In “LAPD to Ration Fingerprint Analysis to Deal With Backlog,” we learn that the fingerprint operation is so overwhelmed with requests to collect and analyze prints that each of the LAPD’s 21 stations and divisions will get to make only ten requests per month for priority analysis in property cases.  Others will be put on a waiting list.  Violent crimes, like homicides and sexual assaults, will not be affected by the rationing plan, but LAPD officials conceded that even for violent crimes, “it typically takes six to eight weeks to produce fingerprint results.”  And this is a very serious problem.  According to Michael Brausam, a detective in the LAPD’s Central Division:

The longer you leave these criminals out on the street, they’re likely going to be committing more crimes. And, if you do get a match on prints months later, it can be much harder to prove your case.

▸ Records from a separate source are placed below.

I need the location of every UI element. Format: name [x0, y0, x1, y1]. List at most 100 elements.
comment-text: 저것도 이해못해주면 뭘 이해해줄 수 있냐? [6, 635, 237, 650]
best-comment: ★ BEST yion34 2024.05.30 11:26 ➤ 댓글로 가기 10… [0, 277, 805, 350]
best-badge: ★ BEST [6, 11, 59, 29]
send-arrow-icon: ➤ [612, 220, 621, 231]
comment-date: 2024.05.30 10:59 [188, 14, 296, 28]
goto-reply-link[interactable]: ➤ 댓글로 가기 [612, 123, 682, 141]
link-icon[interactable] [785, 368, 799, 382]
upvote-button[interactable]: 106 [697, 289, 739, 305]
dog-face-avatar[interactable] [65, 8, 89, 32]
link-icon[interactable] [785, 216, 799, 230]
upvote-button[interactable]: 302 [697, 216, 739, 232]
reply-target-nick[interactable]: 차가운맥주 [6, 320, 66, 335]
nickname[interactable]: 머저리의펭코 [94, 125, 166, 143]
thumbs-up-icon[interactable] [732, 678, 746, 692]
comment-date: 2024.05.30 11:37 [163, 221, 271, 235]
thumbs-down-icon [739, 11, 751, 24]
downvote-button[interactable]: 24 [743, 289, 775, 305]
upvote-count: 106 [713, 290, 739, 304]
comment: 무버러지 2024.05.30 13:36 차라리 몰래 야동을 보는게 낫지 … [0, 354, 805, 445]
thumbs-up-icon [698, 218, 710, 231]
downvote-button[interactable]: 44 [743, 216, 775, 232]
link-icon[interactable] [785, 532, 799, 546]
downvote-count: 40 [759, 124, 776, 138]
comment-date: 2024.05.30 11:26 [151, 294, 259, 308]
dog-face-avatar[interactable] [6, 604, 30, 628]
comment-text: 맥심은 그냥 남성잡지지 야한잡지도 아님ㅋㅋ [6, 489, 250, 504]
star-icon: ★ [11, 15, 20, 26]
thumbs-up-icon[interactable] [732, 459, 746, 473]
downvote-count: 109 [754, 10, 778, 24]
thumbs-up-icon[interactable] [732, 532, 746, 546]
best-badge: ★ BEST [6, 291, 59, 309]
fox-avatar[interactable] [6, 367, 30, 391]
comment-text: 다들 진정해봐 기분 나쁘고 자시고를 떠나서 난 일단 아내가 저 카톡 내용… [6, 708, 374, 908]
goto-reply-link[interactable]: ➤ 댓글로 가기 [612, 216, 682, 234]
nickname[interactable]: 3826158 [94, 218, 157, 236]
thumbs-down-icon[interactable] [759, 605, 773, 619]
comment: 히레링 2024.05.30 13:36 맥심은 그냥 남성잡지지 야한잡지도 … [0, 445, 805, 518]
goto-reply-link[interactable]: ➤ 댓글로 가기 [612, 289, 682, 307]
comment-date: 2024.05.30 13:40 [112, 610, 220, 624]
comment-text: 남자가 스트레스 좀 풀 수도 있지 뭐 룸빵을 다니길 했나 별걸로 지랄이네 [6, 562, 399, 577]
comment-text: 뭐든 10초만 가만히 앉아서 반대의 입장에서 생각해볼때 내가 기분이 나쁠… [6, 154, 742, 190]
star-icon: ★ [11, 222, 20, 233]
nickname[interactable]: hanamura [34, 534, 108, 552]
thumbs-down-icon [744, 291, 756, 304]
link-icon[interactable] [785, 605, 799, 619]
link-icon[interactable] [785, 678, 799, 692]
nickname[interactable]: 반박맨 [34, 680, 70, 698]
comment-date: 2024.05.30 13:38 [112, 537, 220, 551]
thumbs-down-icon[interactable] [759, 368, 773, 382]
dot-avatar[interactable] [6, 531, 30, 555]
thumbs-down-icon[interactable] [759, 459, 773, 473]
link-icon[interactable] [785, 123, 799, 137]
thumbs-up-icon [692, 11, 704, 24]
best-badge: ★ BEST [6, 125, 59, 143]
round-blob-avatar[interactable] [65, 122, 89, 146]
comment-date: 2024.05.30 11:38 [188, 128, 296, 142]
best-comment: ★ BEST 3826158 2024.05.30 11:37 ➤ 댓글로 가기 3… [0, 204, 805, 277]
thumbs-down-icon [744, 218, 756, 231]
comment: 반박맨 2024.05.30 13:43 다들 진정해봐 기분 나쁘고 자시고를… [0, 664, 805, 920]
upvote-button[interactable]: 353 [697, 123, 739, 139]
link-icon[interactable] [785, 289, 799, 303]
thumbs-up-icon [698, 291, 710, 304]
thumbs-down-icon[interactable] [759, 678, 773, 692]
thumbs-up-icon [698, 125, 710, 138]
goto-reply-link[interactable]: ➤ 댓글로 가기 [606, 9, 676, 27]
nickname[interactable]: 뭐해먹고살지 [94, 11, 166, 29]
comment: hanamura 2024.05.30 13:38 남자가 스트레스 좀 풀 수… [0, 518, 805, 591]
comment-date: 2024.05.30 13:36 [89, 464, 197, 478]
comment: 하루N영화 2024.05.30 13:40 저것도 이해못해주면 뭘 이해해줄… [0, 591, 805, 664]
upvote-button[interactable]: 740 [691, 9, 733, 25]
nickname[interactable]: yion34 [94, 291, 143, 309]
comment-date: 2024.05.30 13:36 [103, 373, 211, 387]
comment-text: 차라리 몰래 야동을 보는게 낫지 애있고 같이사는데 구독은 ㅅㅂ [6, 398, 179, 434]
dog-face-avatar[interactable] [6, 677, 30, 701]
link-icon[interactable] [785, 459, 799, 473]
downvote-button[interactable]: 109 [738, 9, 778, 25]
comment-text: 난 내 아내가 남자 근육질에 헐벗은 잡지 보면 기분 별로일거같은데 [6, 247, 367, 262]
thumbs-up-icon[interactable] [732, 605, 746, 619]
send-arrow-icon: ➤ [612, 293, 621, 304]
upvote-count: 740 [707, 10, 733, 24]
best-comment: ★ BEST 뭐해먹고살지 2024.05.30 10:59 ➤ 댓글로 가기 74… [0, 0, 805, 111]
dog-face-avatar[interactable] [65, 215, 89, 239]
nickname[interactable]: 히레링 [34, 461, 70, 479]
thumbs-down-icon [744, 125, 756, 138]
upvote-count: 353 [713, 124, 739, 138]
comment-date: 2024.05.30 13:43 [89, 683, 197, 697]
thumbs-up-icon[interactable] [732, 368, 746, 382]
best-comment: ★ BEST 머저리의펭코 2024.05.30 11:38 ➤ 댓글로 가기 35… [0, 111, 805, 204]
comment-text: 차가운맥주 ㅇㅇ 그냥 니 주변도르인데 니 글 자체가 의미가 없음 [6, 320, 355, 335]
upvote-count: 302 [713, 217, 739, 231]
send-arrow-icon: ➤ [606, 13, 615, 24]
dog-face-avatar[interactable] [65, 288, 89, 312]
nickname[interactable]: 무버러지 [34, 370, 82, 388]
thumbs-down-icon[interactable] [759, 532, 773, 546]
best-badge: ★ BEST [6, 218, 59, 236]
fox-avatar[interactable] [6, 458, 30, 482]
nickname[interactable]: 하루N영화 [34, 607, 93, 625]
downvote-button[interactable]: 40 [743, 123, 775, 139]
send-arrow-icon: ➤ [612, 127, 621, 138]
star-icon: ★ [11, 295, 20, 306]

I discuss fingerprint analysis extensively in Failed Evidence.  It used to be thought of as the gold standard of forensics, before DNA came along to reveal the flaws in its methods.  Then came the 2009 National Academy of Sciences report “Strengthening Forensic Science in the United States: A Path Forward,” which showed that fingerprint analysis was not the science we had thought it was.

And now: rationing.  The situation in LA calls to mind an old Catskills joke.  Two ladies sit in the resort’s dining area.  One complains to the other: “The food is terrible in this place!”  The other replies, “Yes — and they serve such small portions.”  It looks like tightening municipal budgets have pushed us to the “small portions” phase.  So even if fingerprint analysis improves — and there are signs that it may , which I will discuss in a subsequent post — we won’t have enough of it to go around.